Q6. Explain axis parameter in NumPy operations.

import numpy as np

a = np.array([[1, 2, 3],
              [4, 5, 6]])  # shape (2, 3)

# axis=0: collapse along rows (down the columns)
print(a.sum(axis=0))    # [5, 7, 9] -- sum down each column
print(a.max(axis=0))    # [4, 5, 6] -- max of each column

# axis=1: collapse along columns (across the rows)
print(a.sum(axis=1))    # [6, 15] -- sum across each row
print(a.mean(axis=1))   # [2., 5.] -- mean of each row

# keepdims: preserve dimension for broadcasting
col_means = a.mean(axis=0, keepdims=True)  # shape (1, 3)
row_means = a.mean(axis=1, keepdims=True)  # shape (2, 1)
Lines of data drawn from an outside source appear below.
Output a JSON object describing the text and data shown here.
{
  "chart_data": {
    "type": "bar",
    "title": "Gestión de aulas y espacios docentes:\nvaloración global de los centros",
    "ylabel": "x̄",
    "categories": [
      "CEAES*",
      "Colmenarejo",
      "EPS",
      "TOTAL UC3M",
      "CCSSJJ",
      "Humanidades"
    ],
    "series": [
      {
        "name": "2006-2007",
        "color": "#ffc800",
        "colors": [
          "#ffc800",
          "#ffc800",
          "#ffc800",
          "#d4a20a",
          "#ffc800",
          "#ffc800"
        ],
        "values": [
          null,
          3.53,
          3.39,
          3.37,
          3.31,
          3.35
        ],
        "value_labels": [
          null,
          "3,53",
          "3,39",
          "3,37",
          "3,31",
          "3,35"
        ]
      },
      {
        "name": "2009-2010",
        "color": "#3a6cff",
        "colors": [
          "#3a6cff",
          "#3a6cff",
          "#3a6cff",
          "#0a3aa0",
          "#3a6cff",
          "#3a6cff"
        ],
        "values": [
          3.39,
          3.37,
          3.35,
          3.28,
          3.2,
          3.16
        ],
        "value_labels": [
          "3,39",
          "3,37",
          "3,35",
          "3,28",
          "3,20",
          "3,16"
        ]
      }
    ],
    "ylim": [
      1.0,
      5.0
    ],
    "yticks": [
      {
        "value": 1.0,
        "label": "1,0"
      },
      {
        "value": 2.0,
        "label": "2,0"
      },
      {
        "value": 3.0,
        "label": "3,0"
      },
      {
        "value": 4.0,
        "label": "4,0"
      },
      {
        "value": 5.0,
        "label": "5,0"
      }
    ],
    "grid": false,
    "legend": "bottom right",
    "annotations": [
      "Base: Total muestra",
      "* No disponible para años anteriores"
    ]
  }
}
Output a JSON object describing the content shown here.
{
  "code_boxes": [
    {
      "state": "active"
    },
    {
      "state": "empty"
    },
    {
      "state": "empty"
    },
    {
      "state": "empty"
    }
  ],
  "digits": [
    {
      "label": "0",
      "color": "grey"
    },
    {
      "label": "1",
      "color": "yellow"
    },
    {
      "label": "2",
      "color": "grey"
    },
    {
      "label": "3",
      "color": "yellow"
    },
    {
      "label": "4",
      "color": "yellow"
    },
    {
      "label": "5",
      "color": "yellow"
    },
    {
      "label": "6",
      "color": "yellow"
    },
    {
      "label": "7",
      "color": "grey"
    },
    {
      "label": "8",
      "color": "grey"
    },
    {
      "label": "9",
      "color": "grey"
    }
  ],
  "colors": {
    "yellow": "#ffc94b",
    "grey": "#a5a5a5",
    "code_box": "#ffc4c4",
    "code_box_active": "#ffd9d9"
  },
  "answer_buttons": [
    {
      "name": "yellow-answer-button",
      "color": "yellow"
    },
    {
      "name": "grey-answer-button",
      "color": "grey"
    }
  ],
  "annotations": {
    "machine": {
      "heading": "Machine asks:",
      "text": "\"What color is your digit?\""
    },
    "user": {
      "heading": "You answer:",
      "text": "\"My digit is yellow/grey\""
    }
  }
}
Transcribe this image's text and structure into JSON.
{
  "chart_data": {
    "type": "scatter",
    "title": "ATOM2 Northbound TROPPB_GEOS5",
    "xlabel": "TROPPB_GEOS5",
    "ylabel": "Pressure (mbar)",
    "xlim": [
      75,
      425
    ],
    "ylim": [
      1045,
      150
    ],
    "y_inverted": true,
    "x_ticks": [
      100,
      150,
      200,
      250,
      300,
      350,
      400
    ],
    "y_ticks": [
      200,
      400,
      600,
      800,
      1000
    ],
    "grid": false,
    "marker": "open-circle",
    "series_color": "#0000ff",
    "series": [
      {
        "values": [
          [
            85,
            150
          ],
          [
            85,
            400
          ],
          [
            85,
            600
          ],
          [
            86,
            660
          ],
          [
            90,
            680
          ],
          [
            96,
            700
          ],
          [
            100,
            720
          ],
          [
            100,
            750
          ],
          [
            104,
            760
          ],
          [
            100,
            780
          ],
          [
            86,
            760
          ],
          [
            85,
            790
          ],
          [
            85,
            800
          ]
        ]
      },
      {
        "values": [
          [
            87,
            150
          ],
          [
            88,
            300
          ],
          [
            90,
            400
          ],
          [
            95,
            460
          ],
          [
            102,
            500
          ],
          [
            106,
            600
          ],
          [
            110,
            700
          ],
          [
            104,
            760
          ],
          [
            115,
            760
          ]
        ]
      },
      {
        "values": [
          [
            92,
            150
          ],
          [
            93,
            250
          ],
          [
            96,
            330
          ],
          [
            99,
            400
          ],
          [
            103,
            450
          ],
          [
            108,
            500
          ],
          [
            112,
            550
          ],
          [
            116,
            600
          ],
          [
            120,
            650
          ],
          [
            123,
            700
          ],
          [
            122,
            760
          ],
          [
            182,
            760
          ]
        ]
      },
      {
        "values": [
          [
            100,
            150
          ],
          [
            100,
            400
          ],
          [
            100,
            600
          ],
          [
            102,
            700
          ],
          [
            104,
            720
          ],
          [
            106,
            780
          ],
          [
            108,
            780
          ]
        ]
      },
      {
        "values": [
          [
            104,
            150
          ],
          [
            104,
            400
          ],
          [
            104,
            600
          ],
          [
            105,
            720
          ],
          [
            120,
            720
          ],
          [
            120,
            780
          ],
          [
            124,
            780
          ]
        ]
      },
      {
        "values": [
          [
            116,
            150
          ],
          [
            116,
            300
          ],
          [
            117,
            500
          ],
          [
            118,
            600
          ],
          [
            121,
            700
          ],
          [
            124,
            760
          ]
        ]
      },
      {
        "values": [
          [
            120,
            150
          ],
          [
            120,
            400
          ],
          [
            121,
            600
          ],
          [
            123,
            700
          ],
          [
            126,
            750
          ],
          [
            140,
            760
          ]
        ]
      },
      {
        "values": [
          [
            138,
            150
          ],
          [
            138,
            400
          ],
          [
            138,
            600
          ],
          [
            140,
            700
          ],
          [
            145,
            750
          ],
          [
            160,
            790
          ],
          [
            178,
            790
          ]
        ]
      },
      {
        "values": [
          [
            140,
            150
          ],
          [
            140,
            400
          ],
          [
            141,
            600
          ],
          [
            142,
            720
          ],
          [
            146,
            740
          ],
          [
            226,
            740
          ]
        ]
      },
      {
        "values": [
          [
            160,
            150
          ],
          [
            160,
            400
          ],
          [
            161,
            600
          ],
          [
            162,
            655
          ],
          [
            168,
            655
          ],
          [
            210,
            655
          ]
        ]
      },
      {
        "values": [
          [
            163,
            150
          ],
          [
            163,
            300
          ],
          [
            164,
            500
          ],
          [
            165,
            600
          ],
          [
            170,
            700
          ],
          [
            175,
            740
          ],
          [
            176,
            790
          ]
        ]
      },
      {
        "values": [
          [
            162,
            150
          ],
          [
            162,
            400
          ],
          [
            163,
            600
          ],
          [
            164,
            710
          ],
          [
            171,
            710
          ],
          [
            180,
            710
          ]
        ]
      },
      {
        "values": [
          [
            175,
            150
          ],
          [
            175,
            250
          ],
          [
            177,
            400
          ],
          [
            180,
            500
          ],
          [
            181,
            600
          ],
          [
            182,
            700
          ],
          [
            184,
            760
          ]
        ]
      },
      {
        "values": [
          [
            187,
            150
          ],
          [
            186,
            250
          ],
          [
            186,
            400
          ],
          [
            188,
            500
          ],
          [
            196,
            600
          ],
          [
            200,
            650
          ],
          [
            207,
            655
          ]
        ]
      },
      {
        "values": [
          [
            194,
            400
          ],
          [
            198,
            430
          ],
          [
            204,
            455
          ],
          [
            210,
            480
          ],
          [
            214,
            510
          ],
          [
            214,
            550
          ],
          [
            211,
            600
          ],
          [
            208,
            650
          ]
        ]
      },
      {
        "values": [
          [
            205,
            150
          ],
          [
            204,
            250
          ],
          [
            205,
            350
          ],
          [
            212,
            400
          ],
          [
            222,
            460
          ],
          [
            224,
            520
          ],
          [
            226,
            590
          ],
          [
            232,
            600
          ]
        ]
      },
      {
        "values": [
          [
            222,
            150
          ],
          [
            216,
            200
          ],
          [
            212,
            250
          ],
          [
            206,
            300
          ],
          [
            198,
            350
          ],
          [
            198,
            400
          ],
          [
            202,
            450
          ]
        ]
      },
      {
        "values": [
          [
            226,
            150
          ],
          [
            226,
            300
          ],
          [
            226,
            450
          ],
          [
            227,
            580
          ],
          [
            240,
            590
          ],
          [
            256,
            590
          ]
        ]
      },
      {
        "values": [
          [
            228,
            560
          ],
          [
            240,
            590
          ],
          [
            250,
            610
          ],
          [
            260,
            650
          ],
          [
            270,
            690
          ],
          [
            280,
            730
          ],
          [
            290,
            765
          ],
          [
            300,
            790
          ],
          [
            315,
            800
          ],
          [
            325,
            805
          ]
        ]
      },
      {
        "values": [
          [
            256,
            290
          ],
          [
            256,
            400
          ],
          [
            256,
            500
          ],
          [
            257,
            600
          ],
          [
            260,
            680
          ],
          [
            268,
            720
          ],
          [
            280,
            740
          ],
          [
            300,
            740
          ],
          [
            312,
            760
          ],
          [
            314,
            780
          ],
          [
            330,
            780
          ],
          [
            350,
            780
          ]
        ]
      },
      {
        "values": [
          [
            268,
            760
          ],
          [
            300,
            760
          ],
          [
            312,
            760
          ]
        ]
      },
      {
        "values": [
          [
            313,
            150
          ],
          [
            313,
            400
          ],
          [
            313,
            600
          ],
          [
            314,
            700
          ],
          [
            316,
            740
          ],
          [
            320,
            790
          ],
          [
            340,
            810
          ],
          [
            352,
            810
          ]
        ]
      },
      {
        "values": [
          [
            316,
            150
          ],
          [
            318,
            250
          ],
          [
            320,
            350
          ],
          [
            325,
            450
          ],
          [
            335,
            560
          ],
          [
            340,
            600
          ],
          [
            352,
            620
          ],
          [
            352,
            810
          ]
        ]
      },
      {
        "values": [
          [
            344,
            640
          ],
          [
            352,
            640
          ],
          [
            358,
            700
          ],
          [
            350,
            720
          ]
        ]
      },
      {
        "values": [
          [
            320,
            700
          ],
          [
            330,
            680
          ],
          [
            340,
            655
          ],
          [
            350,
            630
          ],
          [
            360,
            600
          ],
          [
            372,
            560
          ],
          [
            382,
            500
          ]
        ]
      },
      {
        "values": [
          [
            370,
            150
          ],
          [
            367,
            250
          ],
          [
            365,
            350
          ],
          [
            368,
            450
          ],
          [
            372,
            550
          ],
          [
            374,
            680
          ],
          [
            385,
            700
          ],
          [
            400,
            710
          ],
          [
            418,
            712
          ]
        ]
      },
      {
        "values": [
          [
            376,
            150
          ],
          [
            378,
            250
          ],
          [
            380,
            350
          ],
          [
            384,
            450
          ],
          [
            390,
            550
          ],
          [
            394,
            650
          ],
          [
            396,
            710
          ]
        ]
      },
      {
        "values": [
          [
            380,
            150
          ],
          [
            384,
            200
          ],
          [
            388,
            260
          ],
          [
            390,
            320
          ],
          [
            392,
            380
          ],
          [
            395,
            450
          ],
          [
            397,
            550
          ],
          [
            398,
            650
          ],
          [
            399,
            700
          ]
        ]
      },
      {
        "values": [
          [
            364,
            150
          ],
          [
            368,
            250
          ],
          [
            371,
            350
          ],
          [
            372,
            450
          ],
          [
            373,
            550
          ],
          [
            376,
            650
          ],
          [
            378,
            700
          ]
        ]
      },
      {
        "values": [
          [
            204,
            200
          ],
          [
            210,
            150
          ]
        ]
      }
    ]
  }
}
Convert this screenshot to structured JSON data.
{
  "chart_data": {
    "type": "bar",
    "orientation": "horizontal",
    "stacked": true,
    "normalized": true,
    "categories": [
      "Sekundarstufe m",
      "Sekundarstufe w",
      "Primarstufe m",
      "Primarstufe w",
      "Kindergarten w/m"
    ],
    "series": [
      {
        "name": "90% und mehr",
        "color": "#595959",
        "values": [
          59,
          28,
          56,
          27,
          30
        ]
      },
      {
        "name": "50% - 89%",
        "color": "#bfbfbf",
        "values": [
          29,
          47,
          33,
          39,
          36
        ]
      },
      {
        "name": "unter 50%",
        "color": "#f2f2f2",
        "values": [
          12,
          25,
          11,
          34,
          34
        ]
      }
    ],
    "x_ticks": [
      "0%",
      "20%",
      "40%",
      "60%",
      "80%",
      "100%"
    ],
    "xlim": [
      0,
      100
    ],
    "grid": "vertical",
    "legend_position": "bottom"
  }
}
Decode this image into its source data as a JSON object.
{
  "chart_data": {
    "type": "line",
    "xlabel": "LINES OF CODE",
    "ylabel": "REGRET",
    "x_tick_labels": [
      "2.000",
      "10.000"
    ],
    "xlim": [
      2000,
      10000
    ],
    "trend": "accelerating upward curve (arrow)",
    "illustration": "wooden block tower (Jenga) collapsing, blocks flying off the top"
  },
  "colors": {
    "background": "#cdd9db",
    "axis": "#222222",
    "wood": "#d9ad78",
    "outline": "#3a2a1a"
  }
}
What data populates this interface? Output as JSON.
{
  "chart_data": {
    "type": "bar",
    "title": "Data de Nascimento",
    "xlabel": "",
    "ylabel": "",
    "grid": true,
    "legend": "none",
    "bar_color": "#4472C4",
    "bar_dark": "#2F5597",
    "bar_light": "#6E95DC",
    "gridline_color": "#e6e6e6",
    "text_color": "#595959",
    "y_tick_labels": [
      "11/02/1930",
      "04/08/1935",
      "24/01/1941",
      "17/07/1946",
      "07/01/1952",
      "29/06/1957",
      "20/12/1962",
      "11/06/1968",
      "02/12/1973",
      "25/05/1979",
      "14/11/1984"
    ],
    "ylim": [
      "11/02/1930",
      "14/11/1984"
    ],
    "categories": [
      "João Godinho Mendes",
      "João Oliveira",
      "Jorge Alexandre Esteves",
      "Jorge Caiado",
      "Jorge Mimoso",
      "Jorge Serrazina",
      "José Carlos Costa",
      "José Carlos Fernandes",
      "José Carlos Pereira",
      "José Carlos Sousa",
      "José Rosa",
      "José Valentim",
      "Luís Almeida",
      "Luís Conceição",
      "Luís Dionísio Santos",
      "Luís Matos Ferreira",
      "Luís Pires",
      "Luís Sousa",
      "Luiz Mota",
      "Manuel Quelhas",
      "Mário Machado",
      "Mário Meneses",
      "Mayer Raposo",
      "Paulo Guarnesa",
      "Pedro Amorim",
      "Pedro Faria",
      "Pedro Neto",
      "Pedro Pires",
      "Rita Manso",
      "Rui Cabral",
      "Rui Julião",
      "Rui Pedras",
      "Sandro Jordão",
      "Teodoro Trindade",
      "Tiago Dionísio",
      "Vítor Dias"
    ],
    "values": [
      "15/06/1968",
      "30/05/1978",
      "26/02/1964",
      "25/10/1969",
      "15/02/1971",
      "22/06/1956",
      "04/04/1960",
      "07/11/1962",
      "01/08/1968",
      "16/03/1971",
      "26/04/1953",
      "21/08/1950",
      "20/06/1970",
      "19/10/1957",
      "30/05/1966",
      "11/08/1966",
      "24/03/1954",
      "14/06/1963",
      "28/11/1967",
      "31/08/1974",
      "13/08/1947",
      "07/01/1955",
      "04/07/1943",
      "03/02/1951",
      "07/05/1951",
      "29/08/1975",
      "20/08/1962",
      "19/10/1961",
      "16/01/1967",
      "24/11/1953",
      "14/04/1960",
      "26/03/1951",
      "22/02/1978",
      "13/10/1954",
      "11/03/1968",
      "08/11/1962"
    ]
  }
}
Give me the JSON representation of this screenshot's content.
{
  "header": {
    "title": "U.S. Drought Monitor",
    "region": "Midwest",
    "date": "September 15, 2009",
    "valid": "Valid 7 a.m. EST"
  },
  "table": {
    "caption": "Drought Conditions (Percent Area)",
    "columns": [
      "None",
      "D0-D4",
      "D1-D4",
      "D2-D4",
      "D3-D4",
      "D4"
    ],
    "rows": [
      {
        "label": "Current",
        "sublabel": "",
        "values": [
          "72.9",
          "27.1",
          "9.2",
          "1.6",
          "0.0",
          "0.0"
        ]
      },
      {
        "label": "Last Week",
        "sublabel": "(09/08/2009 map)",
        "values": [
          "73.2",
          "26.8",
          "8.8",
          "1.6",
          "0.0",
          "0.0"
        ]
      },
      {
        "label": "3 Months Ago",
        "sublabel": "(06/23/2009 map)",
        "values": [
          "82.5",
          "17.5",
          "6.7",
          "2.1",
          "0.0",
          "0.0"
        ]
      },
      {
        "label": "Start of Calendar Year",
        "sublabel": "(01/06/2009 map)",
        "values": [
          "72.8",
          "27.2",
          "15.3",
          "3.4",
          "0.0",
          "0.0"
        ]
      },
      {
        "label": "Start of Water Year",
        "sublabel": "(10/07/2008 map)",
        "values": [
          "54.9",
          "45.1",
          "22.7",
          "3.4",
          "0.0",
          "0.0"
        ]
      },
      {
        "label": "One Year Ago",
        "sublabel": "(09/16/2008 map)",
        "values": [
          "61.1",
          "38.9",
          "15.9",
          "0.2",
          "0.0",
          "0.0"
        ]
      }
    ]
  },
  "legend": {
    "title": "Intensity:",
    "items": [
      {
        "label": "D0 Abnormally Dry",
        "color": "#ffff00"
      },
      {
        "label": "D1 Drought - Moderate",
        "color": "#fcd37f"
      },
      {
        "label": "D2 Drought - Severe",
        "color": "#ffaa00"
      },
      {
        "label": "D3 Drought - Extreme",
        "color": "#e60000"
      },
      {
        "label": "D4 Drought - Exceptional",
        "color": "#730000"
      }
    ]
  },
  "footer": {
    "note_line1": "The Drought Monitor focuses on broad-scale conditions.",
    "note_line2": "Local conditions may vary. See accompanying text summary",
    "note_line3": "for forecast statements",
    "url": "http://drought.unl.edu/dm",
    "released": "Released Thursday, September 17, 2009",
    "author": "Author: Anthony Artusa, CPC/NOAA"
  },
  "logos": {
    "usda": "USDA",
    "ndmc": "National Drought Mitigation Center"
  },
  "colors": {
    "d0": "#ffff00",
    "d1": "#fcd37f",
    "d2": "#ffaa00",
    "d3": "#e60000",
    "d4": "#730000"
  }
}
# Normalize each row (subtract row mean)
a_row_norm = a - a.mean(axis=1, keepdims=True)

# Normalize each column (subtract column mean)
a_col_norm = a - a.mean(axis=0, keepdims=True)

# 3D example
b = np.ones((2, 3, 4))  # (batch, height, width)
print(b.sum(axis=0).shape)   # (3, 4) -- sum over batch dimension
print(b.sum(axis=(1, 2)).shape)  # (2,) -- sum over spatial dimensions

Q7. What are strides in NumPy? How do they enable views?

import numpy as np

a = np.arange(12, dtype=np.int32)   # 1D array, 4 bytes per element
print(a.strides)   # (4,) -- 4 bytes to next element

b = a.reshape(3, 4)
print(b.strides)   # (16, 4) -- 16 bytes to next row, 4 bytes to next column

# Transposing: just reverses strides (no data copy)
bT = b.T
print(bT.strides)  # (4, 16) -- 4 bytes to next row, 16 bytes to next column
print(np.shares_memory(b, bT))  # True

# Practical: stride tricks for sliding windows (efficient)
from numpy.lib.stride_tricks import sliding_window_view

data = np.array([1, 2, 3, 4, 5, 6, 7])
windows = sliding_window_view(data, window_shape=3)
# [[1, 2, 3], [2, 3, 4], [3, 4, 5], [4, 5, 6], [5, 6, 7]]
print(windows)

# Custom stride: every-other-element view
every_other = data[::2]   # (3,) elements, stride = 2*4 = 8 bytes
print(every_other.strides)  # (8,)

Q8. What is np.where? How is it different from np.select?

import numpy as np

a = np.array([-3, -1, 0, 2, 5, -4, 7])

# np.where(condition, x, y): element-wise conditional
result = np.where(a > 0, a, 0)    # ReLU activation
print(result)  # [0, 0, 0, 2, 5, 0, 7]

# np.where with multiple arrays
b = np.array([10, 10, 10, 10, 10, 10, 10])
result2 = np.where(a > 0, a, b)   # take from a if positive, else from b

# np.where(condition) -- returns indices (like argwhere)
indices = np.where(a > 0)
print(indices)   # (array([3, 4, 6]),) -- indices where condition is True
print(a[indices])  # [2, 5, 7]

# np.select: multiple conditions (like if-elif-else chain)
conditions = [a < -2, a.between(-2, 2) if hasattr(a, 'between') else (a >= -2) & (a <= 2), a > 2]
choices    = ["very_negative", "neutral", "positive"]
result3 = np.select(conditions, choices, default="unknown")
print(result3)  # ['very_negative', 'neutral', 'neutral', 'neutral', 'positive', 'very_negative', 'positive']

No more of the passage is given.